Key Takeaways:
- Verdict Shockwave: A Nevada jury hits USAA with a staggering $100 million punitive damages award, plus $14 million in compensatory damages, over bad faith handling of a car accident claim.
- Shifting Blame Backfires: USAA initially deemed their insured client not at fault, then argued in court that he was responsible, leading to accusations of breaching their obligations.
- Wake-Up Call to Insurers: Attorneys for the plaintiff hope this massive verdict will force insurance companies to reconsider how they treat their own insured clients.
By Samuel A. Lopez – USA Herald
A Nevada state court jury has delivered a stinging rebuke to USAA, hitting the insurance giant with a $100 million punitive damages verdict in a bad faith lawsuit. The case centered on USAA’s handling of a claim filed by their insured driver, Timothy Kuhn, who was involved in a rear-end collision. In addition to the massive punitive award, the Clark County jury awarded Kuhn $14 million in compensatory damages, bringing the total judgment against USAA to $114 million. The verdict highlights the potential consequences for insurers who allegedly prioritize minimizing payouts over fairly serving their own policyholders.
The case stems from a 2018 accident in which Kuhn was rear-ended while stopped in highway traffic. USAA initially determined that Kuhn was not at fault. However, the situation took a turn when Kuhn sued the at-fault driver to recover damages for a concussion he sustained in the crash. USAA then intervened in the lawsuit, arguing that Kuhn was actually responsible for the accident – a move that became the crux of the bad faith claim.
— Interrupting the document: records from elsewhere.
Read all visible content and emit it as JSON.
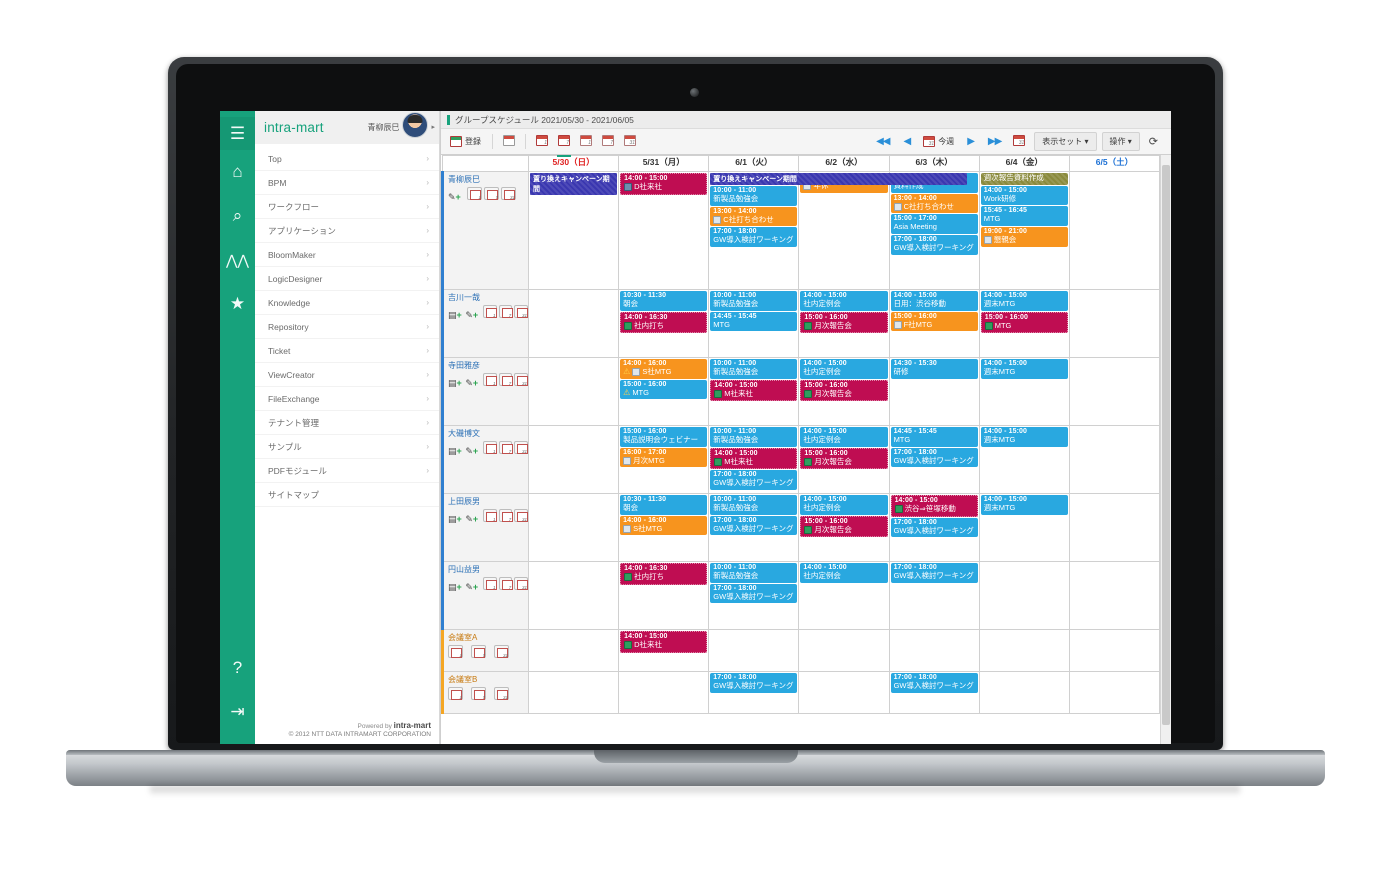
{
  "brand": {
    "name": "intra-mart",
    "user": "青柳辰巳"
  },
  "rail": [
    {
      "name": "hamburger-menu",
      "glyph": "☰"
    },
    {
      "name": "home-icon",
      "glyph": "⌂"
    },
    {
      "name": "search-icon",
      "glyph": "⚲"
    },
    {
      "name": "people-icon",
      "glyph": "⩞"
    },
    {
      "name": "star-icon",
      "glyph": "★"
    },
    {
      "name": "help-icon",
      "glyph": "?"
    },
    {
      "name": "logout-icon",
      "glyph": "↪"
    }
  ],
  "sidebar": {
    "items": [
      {
        "label": "Top"
      },
      {
        "label": "BPM"
      },
      {
        "label": "ワークフロー"
      },
      {
        "label": "アプリケーション"
      },
      {
        "label": "BloomMaker"
      },
      {
        "label": "LogicDesigner"
      },
      {
        "label": "Knowledge"
      },
      {
        "label": "Repository"
      },
      {
        "label": "Ticket"
      },
      {
        "label": "ViewCreator"
      },
      {
        "label": "FileExchange"
      },
      {
        "label": "テナント管理"
      },
      {
        "label": "サンプル"
      },
      {
        "label": "PDFモジュール"
      },
      {
        "label": "サイトマップ"
      }
    ],
    "chevron": "›",
    "footer": {
      "powered_prefix": "Powered by",
      "powered_brand": "intra-mart",
      "copyright": "© 2012 NTT DATA INTRAMART CORPORATION"
    }
  },
  "header": {
    "title": "グループスケジュール 2021/05/30 - 2021/06/05"
  },
  "toolbar": {
    "register_label": "登録",
    "views": [
      {
        "name": "list-view",
        "num": ""
      },
      {
        "name": "day-view",
        "num": "1"
      },
      {
        "name": "week-view",
        "num": "7",
        "active": true
      },
      {
        "name": "group-day-view",
        "num": "1"
      },
      {
        "name": "group-week-view",
        "num": "7"
      },
      {
        "name": "group-month-view",
        "num": "31"
      }
    ],
    "nav": {
      "first": "◀◀",
      "prev": "◀",
      "today_label": "今週",
      "next": "▶",
      "last": "▶▶",
      "calendar": "31"
    },
    "display_set_label": "表示セット",
    "operation_label": "操作",
    "refresh_glyph": "⟳"
  },
  "calendar": {
    "days": [
      {
        "label": "5/30（日）",
        "kind": "sun"
      },
      {
        "label": "5/31（月）",
        "kind": "wd"
      },
      {
        "label": "6/1（火）",
        "kind": "wd"
      },
      {
        "label": "6/2（水）",
        "kind": "wd"
      },
      {
        "label": "6/3（木）",
        "kind": "wd"
      },
      {
        "label": "6/4（金）",
        "kind": "wd"
      },
      {
        "label": "6/5（土）",
        "kind": "sat"
      }
    ],
    "banner_text": "置り換えキャンペーン期間",
    "rows": [
      {
        "name": "青柳辰巳",
        "type": "user",
        "has_add": false,
        "cells": [
          [],
          [
            {
              "time": "14:00 - 15:00",
              "subject": "D社来社",
              "color": "crimson",
              "badge": "b"
            }
          ],
          [
            {
              "time": "10:00 - 11:00",
              "subject": "新製品勉強会",
              "color": "blue"
            },
            {
              "time": "13:00 - 14:00",
              "subject": "C社打ち合わせ",
              "color": "orange",
              "badge": "w"
            },
            {
              "time": "17:00 - 18:00",
              "subject": "GW導入検討ワーキング",
              "color": "blue"
            }
          ],
          [
            {
              "time": "14:00 - 15:00",
              "subject": "年休",
              "color": "orange",
              "badge": "w"
            }
          ],
          [
            {
              "time": "10:00 - 12:00",
              "subject": "資料作成",
              "color": "blue"
            },
            {
              "time": "13:00 - 14:00",
              "subject": "C社打ち合わせ",
              "color": "orange",
              "badge": "w"
            },
            {
              "time": "15:00 - 17:00",
              "subject": "Asia Meeting",
              "color": "blue"
            },
            {
              "time": "17:00 - 18:00",
              "subject": "GW導入検討ワーキング",
              "color": "blue"
            }
          ],
          [
            {
              "time": "",
              "subject": "週次報告資料作成",
              "color": "olive",
              "allday": true
            },
            {
              "time": "14:00 - 15:00",
              "subject": "Work研修",
              "color": "blue"
            },
            {
              "time": "15:45 - 16:45",
              "subject": "MTG",
              "color": "blue"
            },
            {
              "time": "19:00 - 21:00",
              "subject": "懇親会",
              "color": "orange",
              "badge": "w"
            }
          ],
          []
        ]
      },
      {
        "name": "吉川一哉",
        "type": "user",
        "has_add": true,
        "cells": [
          [],
          [
            {
              "time": "10:30 - 11:30",
              "subject": "朝会",
              "color": "blue"
            },
            {
              "time": "14:00 - 16:30",
              "subject": "社内打ち",
              "color": "crimson",
              "badge": "g"
            }
          ],
          [
            {
              "time": "10:00 - 11:00",
              "subject": "新製品勉強会",
              "color": "blue"
            },
            {
              "time": "14:45 - 15:45",
              "subject": "MTG",
              "color": "blue"
            }
          ],
          [
            {
              "time": "14:00 - 15:00",
              "subject": "社内定例会",
              "color": "blue"
            },
            {
              "time": "15:00 - 16:00",
              "subject": "月次報告会",
              "color": "crimson",
              "badge": "g"
            }
          ],
          [
            {
              "time": "14:00 - 15:00",
              "subject": "日用：渋谷移動",
              "color": "blue"
            },
            {
              "time": "15:00 - 16:00",
              "subject": "F社MTG",
              "color": "orange",
              "badge": "w"
            }
          ],
          [
            {
              "time": "14:00 - 15:00",
              "subject": "週末MTG",
              "color": "blue"
            },
            {
              "time": "15:00 - 16:00",
              "subject": "MTG",
              "color": "crimson",
              "badge": "g"
            }
          ],
          []
        ]
      },
      {
        "name": "寺田雅彦",
        "type": "user",
        "has_add": true,
        "cells": [
          [],
          [
            {
              "time": "14:00 - 16:00",
              "subject": "S社MTG",
              "color": "orange",
              "badge": "w",
              "warn": true
            },
            {
              "time": "15:00 - 16:00",
              "subject": "MTG",
              "color": "blue",
              "warn": true
            }
          ],
          [
            {
              "time": "10:00 - 11:00",
              "subject": "新製品勉強会",
              "color": "blue"
            },
            {
              "time": "14:00 - 15:00",
              "subject": "M社来社",
              "color": "crimson",
              "badge": "g"
            }
          ],
          [
            {
              "time": "14:00 - 15:00",
              "subject": "社内定例会",
              "color": "blue"
            },
            {
              "time": "15:00 - 16:00",
              "subject": "月次報告会",
              "color": "crimson",
              "badge": "g"
            }
          ],
          [
            {
              "time": "14:30 - 15:30",
              "subject": "研修",
              "color": "blue"
            }
          ],
          [
            {
              "time": "14:00 - 15:00",
              "subject": "週末MTG",
              "color": "blue"
            }
          ],
          []
        ]
      },
      {
        "name": "大磯博文",
        "type": "user",
        "has_add": true,
        "cells": [
          [],
          [
            {
              "time": "15:00 - 16:00",
              "subject": "製品説明会ウェビナー",
              "color": "blue"
            },
            {
              "time": "16:00 - 17:00",
              "subject": "月次MTG",
              "color": "orange",
              "badge": "w"
            }
          ],
          [
            {
              "time": "10:00 - 11:00",
              "subject": "新製品勉強会",
              "color": "blue"
            },
            {
              "time": "14:00 - 15:00",
              "subject": "M社来社",
              "color": "crimson",
              "badge": "g"
            },
            {
              "time": "17:00 - 18:00",
              "subject": "GW導入検討ワーキング",
              "color": "blue"
            }
          ],
          [
            {
              "time": "14:00 - 15:00",
              "subject": "社内定例会",
              "color": "blue"
            },
            {
              "time": "15:00 - 16:00",
              "subject": "月次報告会",
              "color": "crimson",
              "badge": "g"
            }
          ],
          [
            {
              "time": "14:45 - 15:45",
              "subject": "MTG",
              "color": "blue"
            },
            {
              "time": "17:00 - 18:00",
              "subject": "GW導入検討ワーキング",
              "color": "blue"
            }
          ],
          [
            {
              "time": "14:00 - 15:00",
              "subject": "週末MTG",
              "color": "blue"
            }
          ],
          []
        ]
      },
      {
        "name": "上田辰男",
        "type": "user",
        "has_add": true,
        "cells": [
          [],
          [
            {
              "time": "10:30 - 11:30",
              "subject": "朝会",
              "color": "blue"
            },
            {
              "time": "14:00 - 16:00",
              "subject": "S社MTG",
              "color": "orange",
              "badge": "w"
            }
          ],
          [
            {
              "time": "10:00 - 11:00",
              "subject": "新製品勉強会",
              "color": "blue"
            },
            {
              "time": "17:00 - 18:00",
              "subject": "GW導入検討ワーキング",
              "color": "blue"
            }
          ],
          [
            {
              "time": "14:00 - 15:00",
              "subject": "社内定例会",
              "color": "blue"
            },
            {
              "time": "15:00 - 16:00",
              "subject": "月次報告会",
              "color": "crimson",
              "badge": "g"
            }
          ],
          [
            {
              "time": "14:00 - 15:00",
              "subject": "渋谷⇒笹塚移動",
              "color": "crimson",
              "badge": "g"
            },
            {
              "time": "17:00 - 18:00",
              "subject": "GW導入検討ワーキング",
              "color": "blue"
            }
          ],
          [
            {
              "time": "14:00 - 15:00",
              "subject": "週末MTG",
              "color": "blue"
            }
          ],
          []
        ]
      },
      {
        "name": "円山益男",
        "type": "user",
        "has_add": true,
        "cells": [
          [],
          [
            {
              "time": "14:00 - 16:30",
              "subject": "社内打ち",
              "color": "crimson",
              "badge": "g"
            }
          ],
          [
            {
              "time": "10:00 - 11:00",
              "subject": "新製品勉強会",
              "color": "blue"
            },
            {
              "time": "17:00 - 18:00",
              "subject": "GW導入検討ワーキング",
              "color": "blue"
            }
          ],
          [
            {
              "time": "14:00 - 15:00",
              "subject": "社内定例会",
              "color": "blue"
            }
          ],
          [
            {
              "time": "17:00 - 18:00",
              "subject": "GW導入検討ワーキング",
              "color": "blue"
            }
          ],
          [],
          []
        ]
      },
      {
        "name": "会議室A",
        "type": "room",
        "has_add": false,
        "cells": [
          [],
          [
            {
              "time": "14:00 - 15:00",
              "subject": "D社来社",
              "color": "crimson",
              "badge": "g"
            }
          ],
          [],
          [],
          [],
          [],
          []
        ]
      },
      {
        "name": "会議室B",
        "type": "room",
        "has_add": false,
        "cells": [
          [],
          [],
          [
            {
              "time": "17:00 - 18:00",
              "subject": "GW導入検討ワーキング",
              "color": "blue"
            }
          ],
          [],
          [
            {
              "time": "17:00 - 18:00",
              "subject": "GW導入検討ワーキング",
              "color": "blue"
            }
          ],
          [],
          []
        ]
      }
    ]
  }
}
Kuhn subsequently amended his lawsuit to include claims against USAA, alleging that the insurer had breached its obligations to him by contradicting their initial assessment and arguing that he caused the accident. USAA, in its defense, maintained that Kuhn’s head injury was not as severe as he claimed and that the time taken to arrive at a $250,000 policy limit payout offer – made on the eve of trial – reflected the complexity of the claim, not bad faith.
While Kuhn recovered relatively quickly from neck and back injuries, his attorneys presented evidence that he suffered from traumatic brain injury symptoms and incurred substantial medical bills as he consulted with neurologists across the country.
According to Kuhn’s legal team, the other driver’s insurer paid its policy limit, and a similar payout from USAA after acknowledging their client was not at fault would have resolved the matter. However, USAA reportedly offered only $10,000 initially, a figure that Kuhn’s attorneys found “baffling.”
“We are still at a loss of why USAA did not resolve this earlier, other than them thinking that they could get by on their reputation,” said Joshua Berrett of Bighorn Law, one of the attorneys representing Kuhn, after the trial.
Berrett noted that his firm frequently sees insurers intervening on behalf of at-fault drivers to reduce the damages owed to their own insured – a practice he believes violates their duty of good faith. “They seem to lose sight of the duties they owe to their own insured and just do everything they can to minimize the amount they have to pay on the claim,” he stated.
A USAA spokesperson said that the company respectfully disagrees with the verdict and does not believe it is supported by the evidence presented at trial. “We will evaluate our legal options and continue to focus on our century-long commitment to serving our members,” the spokesperson said.
Berrett indicated that while his team was unable to speak with jurors after the trial, he believes that USAA’s late policy limit payout offer, coupled with their denial that Kuhn suffered a brain injury, negatively impacted the jury. He further contended that USAA’s decision to call expert witnesses who downplayed Kuhn’s injury, despite what Berrett characterized as significant medical evidence, was not well-received.
“The fact that USAA put these experts on the stand after knowing these issues was not received well by the jury, and it demonstrated that USAA was not putting Tim’s interest equal to that of USAA and was not searching for evidence to support Tim’s claim,” Berrett explained.
While USAA suggested that the eventual policy limit payout offer demonstrated their good faith, Berrett speculated it may have backfired. “They could not come up with a coherent, reasonable explanation of why they paid the limits after so many years of refusing to do so, especially since they were saying the claim was still worth less than the limits even at trial,” he said.
Berrett further lamented that this outcome stemmed from USAA’s standard procedures, rather than an isolated incident of overzealous adjusting, suggesting a broader industry issue of insurers undervaluing legitimate claims.
“We think the adjuster did exactly what she had been trained to do,” he said. “The evidence indicated that the bills were run through the same system that USAA uses for all of their claims, which resulted in arbitrary reduction of the medical bills.”
Berrett expressed hope that verdicts like this will serve as a wake-up call to insurers engaging in similar practices. “We hope that this verdict will get insurance companies to stop treating their own insureds like they are the adverse party and start considering the interest of the insureds, like they are supposed to,” he concluded.
Kuhn was also represented by Kimball Jones and Emily Gable of Bighorn Law.
The defense was represented by DKM Law Group and Lewis Brisbois.
In re: Timothy Kuhn v. Hector Cervantes-Andrade, case number A-20-821602-C in Clark County, Nevada.